WILLIAMS: In Minneapolis, she and other community leaders are angry that no officer in the city's police department has been convicted of murder in the on-duty fatal shooting of a black citizen. Steven Belton, head of the Minneapolis Urban League, said if the officers aren't held accountable this time, Floyd's death will stand as what he called state-sanctioned murder.


STEVEN BELTON: It'll be sanctioned if nothing is done. It'll be sanctioned if it's business as usual. It'll be sanctioned if the history that we have in this country and in this community of ignoring black bodies and the death of black bodies at the hands of officers acting under the color of law is ignored.

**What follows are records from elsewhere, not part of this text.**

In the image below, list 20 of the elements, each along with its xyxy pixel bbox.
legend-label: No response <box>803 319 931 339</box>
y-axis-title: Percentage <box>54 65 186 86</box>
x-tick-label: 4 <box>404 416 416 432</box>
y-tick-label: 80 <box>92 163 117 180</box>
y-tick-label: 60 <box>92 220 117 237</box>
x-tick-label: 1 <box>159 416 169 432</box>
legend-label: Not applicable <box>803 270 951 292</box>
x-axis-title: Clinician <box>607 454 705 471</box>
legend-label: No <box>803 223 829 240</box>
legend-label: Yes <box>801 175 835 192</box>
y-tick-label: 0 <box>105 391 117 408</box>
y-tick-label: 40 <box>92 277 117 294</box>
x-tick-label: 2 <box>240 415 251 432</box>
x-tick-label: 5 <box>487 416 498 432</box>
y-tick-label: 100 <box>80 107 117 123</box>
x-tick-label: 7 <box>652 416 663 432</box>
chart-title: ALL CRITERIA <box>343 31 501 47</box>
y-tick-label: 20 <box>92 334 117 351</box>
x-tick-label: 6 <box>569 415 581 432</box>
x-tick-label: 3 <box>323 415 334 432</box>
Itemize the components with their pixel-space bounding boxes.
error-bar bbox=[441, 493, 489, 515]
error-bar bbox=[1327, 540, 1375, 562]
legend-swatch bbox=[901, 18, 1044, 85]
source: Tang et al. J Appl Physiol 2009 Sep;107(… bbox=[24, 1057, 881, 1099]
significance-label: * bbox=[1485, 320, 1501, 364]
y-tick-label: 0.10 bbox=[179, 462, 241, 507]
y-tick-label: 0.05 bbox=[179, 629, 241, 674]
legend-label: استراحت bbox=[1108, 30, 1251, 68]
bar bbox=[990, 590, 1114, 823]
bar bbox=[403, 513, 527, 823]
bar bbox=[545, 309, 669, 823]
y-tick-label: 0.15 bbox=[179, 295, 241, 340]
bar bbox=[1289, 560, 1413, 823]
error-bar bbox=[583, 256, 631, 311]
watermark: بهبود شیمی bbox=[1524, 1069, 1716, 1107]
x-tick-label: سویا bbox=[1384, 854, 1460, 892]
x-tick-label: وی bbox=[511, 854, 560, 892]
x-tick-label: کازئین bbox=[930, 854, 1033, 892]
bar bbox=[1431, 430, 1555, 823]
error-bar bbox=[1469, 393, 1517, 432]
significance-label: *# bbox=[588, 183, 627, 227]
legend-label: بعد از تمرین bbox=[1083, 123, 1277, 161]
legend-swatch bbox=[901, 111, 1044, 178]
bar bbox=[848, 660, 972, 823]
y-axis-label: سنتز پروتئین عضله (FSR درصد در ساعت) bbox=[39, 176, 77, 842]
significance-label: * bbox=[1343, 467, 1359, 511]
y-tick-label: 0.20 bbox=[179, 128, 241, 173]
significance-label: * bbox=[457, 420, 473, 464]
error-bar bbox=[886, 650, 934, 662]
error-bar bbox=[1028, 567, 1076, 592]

WILLIAMS: Belton and the others are asking for an independent investigation, one that doesn't include the Hennepin County attorney's office. Belton criticized County Attorney Mike Freeman for not filing murder charges in other high-profile police killings, like that of Jamar Clark in 2015. However, Hennepin County did prosecute and get a conviction against Minneapolis police officer Mohamed Noor, who shot and killed Justine Ruszczyk in 2017.

It's a case that has drawn mixed reactions from some advocates for police accountability. Noor is black. Ruszczyk was white. The county attorney has said race was not a factor in his decision to prosecute the case. Minnesota's Bureau of Criminal Apprehension and the FBI are investigating Floyd's death. For NPR News, I'm Brandt Williams in Minneapolis.